Effective 2026-07-06. These terms govern use of this website and set out the general framework for our services. Client engagements are governed by a signed engagement letter, which prevails over this page.
This site is provided by 9GG LLC ("Foundry IR", "we") for general information about our services. Using it does not create a client relationship. Content is provided "as is" without warranties of any kind. We may change any part of the site or these terms at any time; the "effective" date above reflects the latest revision.
Nothing on this site is investment, legal, accounting or tax advice. See Financial Warnings and Disclosure, which are incorporated into these terms.
We provide investor-relations and communications services to issuer clients under written engagement letters that specify scope, term, fees and responsibilities. Unless an engagement letter says otherwise: fees are cash, invoiced monthly in advance, and payable net 15; the initial term is three months, then month-to-month with 30 days' written notice of termination by either party; and we may pause or terminate immediately if required by law, exchange policy, or our compliance standards (see Disclosure §6).
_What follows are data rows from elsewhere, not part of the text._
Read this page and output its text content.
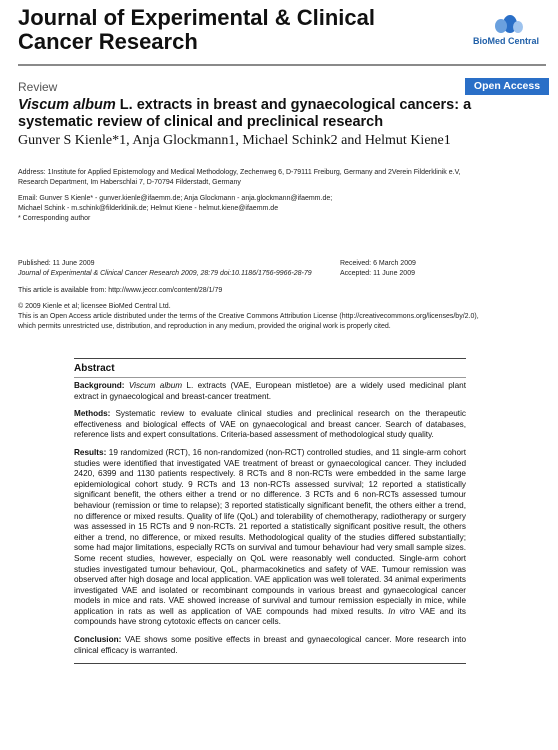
Journal of Experimental & Clinical
Cancer Research	BioMed Central
Review	Open Access
Viscum album L. extracts in breast and gynaecological cancers: a systematic review of clinical and preclinical research
Gunver S Kienle*1, Anja Glockmann1, Michael Schink2 and Helmut Kiene1
Address: 1Institute for Applied Epistemology and Medical Methodology, Zechenweg 6, D-79111 Freiburg, Germany and 2Verein Filderklinik e.V,
Research Department, Im Haberschlai 7, D-70794 Filderstadt, Germany
Email: Gunver S Kienle* - gunver.kienle@ifaemm.de; Anja Glockmann - anja.glockmann@ifaemm.de;
Michael Schink - m.schink@filderklinik.de; Helmut Kiene - helmut.kiene@ifaemm.de
* Corresponding author
Published: 11 June 2009	Received: 6 March 2009
Journal of Experimental & Clinical Cancer Research 2009, 28:79 doi:10.1186/1756-9966-28-79	Accepted: 11 June 2009
This article is available from: http://www.jeccr.com/content/28/1/79
© 2009 Kienle et al; licensee BioMed Central Ltd.
This is an Open Access article distributed under the terms of the Creative Commons Attribution License (http://creativecommons.org/licenses/by/2.0),
which permits unrestricted use, distribution, and reproduction in any medium, provided the original work is properly cited.
Abstract

Background: Viscum album L. extracts (VAE, European mistletoe) are a widely used medicinal plant extract in gynaecological and breast-cancer treatment.

Methods: Systematic review to evaluate clinical studies and preclinical research on the therapeutic effectiveness and biological effects of VAE on gynaecological and breast cancer. Search of databases, reference lists and expert consultations. Criteria-based assessment of methodological study quality.

Results: 19 randomized (RCT), 16 non-randomized (non-RCT) controlled studies, and 11 single-arm cohort studies were identified that investigated VAE treatment of breast or gynaecological cancer. They included 2420, 6399 and 1130 patients respectively. 8 RCTs and 8 non-RCTs were embedded in the same large epidemiological cohort study. 9 RCTs and 13 non-RCTs assessed survival; 12 reported a statistically significant benefit, the others either a trend or no difference. 3 RCTs and 6 non-RCTs assessed tumour behaviour (remission or time to relapse); 3 reported statistically significant benefit, the others either a trend, no difference or mixed results. Quality of life (QoL) and tolerability of chemotherapy, radiotherapy or surgery was assessed in 15 RCTs and 9 non-RCTs. 21 reported a statistically significant positive result, the others either a trend, no difference, or mixed results. Methodological quality of the studies differed substantially; some had major limitations, especially RCTs on survival and tumour behaviour had very small sample sizes. Some recent studies, however, especially on QoL were reasonably well conducted. Single-arm cohort studies investigated tumour behaviour, QoL, pharmacokinetics and safety of VAE. Tumour remission was observed after high dosage and local application. VAE application was well tolerated. 34 animal experiments investigated VAE and isolated or recombinant compounds in various breast and gynaecological cancer models in mice and rats. VAE showed increase of survival and tumour remission especially in mice, while application in rats as well as application of VAE compounds had mixed results. In vitro VAE and its compounds have strong cytotoxic effects on cancer cells.

Conclusion: VAE shows some positive effects in breast and gynaecological cancer. More research into clinical efficacy is warranted.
Clients are responsible for the accuracy and regulatory compliance of the information they provide and approve, including securities-law review by their counsel where required. We draft and produce; the issuer approves and owns its disclosure obligations. Clients must promptly inform us of material changes affecting published materials.
Deliverables produced for a client under a paid engagement are assigned to the client on payment. Our underlying systems, software, templates, methods and know-how remain ours. Site content (this website) is ours and may not be reproduced commercially without permission.
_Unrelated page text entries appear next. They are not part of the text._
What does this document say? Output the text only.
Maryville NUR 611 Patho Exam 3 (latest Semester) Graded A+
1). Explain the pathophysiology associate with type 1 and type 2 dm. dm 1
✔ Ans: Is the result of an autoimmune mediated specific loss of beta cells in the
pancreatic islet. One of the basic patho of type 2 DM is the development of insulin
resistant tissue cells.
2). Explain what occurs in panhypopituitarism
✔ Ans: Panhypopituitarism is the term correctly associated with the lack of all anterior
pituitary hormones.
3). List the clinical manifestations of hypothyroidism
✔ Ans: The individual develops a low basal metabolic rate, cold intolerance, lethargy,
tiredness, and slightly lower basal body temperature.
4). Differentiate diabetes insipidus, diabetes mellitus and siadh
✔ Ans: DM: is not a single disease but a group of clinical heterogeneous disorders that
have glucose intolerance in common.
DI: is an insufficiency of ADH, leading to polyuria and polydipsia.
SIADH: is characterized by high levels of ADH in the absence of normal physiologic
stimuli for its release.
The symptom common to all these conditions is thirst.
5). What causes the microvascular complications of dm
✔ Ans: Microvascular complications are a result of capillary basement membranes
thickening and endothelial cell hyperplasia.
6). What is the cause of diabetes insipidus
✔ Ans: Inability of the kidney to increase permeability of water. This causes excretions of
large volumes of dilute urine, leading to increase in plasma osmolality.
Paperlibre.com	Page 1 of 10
Each party keeps the other's non-public information confidential, using it only to perform the engagement. This survives termination. Nothing in this section permits us to receive material non-public information for any purpose other than preparing compliant disclosure with the client's counsel — and clients should limit MNPI shared with us to what that purpose requires.
To the maximum extent permitted by law: we are not liable for indirect, incidental, special, consequential or punitive damages, or for lost profits, revenues or market value; and our aggregate liability arising out of or relating to the site or services is limited to the fees paid to us by the claiming party in the three months preceding the claim. Nothing limits liability that cannot lawfully be limited.
Clients indemnify us against third-party claims arising from information they provided or approved, or from their violation of securities laws or exchange policies, except to the extent caused by our own breach of these terms.
These terms are governed by the laws of the State of Wyoming, USA, without regard to conflict-of-laws rules. Engagement letters may specify a different governing law (for example, for Canadian issuers). Disputes under these website terms are subject to the exclusive jurisdiction of the state and federal courts for Sheridan County, Wyoming.
9GG LLC, 9GG LLC, 30 N Gould St, Ste R, Sheridan, WY 82801, USA. Use the contact form for notices until published mailboxes are live.